A fungus responsible for the rapid deterioration of military clothing and canvas tents during the Second World War could significantly improve the production of biofuels, say U.S. scientists.

Once the bane of soldiers fighting in the South Pacific, Tricoderma reesei is a hungry fungus that quickly digests plant fibres into simple sugars.

In a paper published Monday in Nature Biotechnology, researchers at the Los Alamos National Laboratory and the U.S. Department of Energy Joint Genome Institute say the fungus's genetic sequence gives important clues about how it breaks down plant fibres.

The finding could lead to processes that more efficiently and cost effectively convert corn, switchgrass and even cellulose-based municipal waste into ethanol. Ethanol from waste products can be a more carbon-neutral alternative to gasoline.

However, there is an ongoing global debate over fuel and food production. Groups like the Sierra Club of Canada point out that while more ethanol and less gasoline makes sense, it has to be the right kind of ethanol.

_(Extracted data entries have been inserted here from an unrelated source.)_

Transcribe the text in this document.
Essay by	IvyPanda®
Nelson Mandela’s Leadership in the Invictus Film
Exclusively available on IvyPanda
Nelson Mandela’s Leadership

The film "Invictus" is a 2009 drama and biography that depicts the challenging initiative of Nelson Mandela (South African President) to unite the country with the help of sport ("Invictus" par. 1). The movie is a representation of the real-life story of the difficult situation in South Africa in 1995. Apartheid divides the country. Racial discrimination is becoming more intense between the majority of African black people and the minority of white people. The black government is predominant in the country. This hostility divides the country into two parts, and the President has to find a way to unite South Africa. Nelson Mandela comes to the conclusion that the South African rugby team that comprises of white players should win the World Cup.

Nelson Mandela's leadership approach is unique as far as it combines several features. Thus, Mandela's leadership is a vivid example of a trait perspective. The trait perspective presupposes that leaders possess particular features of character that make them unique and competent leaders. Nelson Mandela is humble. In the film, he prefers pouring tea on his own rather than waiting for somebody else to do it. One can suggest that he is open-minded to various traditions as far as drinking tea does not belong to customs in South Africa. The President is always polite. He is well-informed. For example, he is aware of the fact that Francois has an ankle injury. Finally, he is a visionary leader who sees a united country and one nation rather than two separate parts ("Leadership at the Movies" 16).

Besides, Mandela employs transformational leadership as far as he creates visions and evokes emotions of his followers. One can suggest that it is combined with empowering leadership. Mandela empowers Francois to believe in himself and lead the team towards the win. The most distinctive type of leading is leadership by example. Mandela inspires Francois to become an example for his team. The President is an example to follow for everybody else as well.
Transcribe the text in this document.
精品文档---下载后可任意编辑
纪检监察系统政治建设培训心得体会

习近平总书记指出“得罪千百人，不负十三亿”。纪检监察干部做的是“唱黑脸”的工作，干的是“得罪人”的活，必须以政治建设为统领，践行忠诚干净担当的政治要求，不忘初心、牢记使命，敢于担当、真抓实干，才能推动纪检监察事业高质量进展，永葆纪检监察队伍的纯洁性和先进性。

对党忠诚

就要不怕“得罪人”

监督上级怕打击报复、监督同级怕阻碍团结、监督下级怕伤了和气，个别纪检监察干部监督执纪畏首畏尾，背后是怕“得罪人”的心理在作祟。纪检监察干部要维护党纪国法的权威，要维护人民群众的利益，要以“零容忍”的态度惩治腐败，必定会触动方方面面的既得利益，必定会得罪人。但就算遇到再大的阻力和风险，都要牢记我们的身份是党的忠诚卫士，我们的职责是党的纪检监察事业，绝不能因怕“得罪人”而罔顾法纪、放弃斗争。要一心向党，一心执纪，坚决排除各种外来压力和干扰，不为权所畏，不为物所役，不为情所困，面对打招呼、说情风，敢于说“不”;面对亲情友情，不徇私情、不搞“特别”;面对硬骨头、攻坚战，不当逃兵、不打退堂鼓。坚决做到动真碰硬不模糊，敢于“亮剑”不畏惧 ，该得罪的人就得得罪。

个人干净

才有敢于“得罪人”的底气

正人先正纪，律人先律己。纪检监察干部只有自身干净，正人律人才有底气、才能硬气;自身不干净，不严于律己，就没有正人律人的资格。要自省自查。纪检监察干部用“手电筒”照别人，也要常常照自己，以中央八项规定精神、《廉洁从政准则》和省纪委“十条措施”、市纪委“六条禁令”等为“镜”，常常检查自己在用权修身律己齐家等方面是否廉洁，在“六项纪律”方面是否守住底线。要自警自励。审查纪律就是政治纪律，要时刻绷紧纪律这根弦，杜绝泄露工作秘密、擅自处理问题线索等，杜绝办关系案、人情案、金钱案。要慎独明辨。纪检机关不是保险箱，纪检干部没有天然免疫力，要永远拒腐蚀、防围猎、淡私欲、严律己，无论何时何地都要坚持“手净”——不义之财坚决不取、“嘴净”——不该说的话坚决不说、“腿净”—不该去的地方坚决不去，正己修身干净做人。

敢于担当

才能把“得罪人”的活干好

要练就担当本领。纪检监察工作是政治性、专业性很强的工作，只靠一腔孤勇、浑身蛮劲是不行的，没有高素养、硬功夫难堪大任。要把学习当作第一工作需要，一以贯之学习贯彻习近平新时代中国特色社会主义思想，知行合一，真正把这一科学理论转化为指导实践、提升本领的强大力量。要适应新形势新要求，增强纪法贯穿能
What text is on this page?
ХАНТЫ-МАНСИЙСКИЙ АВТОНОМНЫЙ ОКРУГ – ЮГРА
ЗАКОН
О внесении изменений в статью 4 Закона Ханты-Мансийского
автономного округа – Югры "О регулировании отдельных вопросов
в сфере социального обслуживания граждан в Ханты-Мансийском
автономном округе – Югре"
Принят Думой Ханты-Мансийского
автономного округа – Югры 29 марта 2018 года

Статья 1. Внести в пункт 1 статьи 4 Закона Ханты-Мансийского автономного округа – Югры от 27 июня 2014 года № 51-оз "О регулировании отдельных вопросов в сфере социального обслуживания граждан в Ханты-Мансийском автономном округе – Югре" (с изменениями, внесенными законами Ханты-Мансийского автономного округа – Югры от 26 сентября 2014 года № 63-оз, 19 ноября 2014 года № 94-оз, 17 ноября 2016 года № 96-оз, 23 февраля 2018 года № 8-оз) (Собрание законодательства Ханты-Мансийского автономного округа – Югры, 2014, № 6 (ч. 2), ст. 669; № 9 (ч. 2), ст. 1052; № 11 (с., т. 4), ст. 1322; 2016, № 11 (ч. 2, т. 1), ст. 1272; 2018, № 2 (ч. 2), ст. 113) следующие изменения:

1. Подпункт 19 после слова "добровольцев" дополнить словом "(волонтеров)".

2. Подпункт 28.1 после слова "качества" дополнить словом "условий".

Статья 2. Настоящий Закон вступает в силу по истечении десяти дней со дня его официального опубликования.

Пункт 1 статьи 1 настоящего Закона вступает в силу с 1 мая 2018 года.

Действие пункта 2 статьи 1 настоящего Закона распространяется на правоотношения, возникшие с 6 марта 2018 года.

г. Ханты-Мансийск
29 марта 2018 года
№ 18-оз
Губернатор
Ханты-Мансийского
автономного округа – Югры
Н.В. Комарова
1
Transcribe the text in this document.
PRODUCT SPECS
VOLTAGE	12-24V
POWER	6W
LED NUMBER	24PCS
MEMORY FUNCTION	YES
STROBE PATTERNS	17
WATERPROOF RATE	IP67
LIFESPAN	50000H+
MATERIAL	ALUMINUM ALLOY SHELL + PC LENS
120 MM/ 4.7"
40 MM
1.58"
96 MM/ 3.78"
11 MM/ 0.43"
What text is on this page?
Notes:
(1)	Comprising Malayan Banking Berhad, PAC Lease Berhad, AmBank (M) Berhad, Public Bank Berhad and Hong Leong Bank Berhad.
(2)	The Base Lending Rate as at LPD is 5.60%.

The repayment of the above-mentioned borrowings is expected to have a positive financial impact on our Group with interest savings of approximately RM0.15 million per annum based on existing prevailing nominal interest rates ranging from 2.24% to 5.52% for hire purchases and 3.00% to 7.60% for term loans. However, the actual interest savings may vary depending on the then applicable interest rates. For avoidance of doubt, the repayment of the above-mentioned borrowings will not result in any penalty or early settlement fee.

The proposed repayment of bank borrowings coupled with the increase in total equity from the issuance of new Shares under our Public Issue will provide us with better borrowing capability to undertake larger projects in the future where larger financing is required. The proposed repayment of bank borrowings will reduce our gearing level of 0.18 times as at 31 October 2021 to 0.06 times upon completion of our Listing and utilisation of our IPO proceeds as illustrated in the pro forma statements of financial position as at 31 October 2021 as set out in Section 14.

The environmental group says it takes five hectares of cornfields to produce enough ethanol to run a car for a year. The same land could feed seven people for a year.

The Sierra Club of Canada has urged government to switch from relying on ethanol derived from corn and grains to ethanol produced from waste straw and wood chips. It argues that producing ethanol from those sources doesn't take farmland out of food production and achieves greater reductions in the emission of greenhouse gases.

Meanwhile, the Los Alamos researchers and their colleagues say they decoded the genetic sequence of T. reesei in an attempt to discover why the deep green fungus was so good at digesting plant cells. The scientists say it could be used to secrete enzymes that can be purified and added into a watery mixture of cellulose pulp and other materials to produce sugar. The sugar can then be fermented by yeast to produce ethanol.

"Using this information, it may be possible to improve both of these properties, decreasing the cost of converting cellulosic biomass to fuels and chemicals," Joel Cherry, director of research activities in second-generation biofuels for biotech company Novozymes, said in a release. Denmark-based Novozymes is a collaborating institution in the study.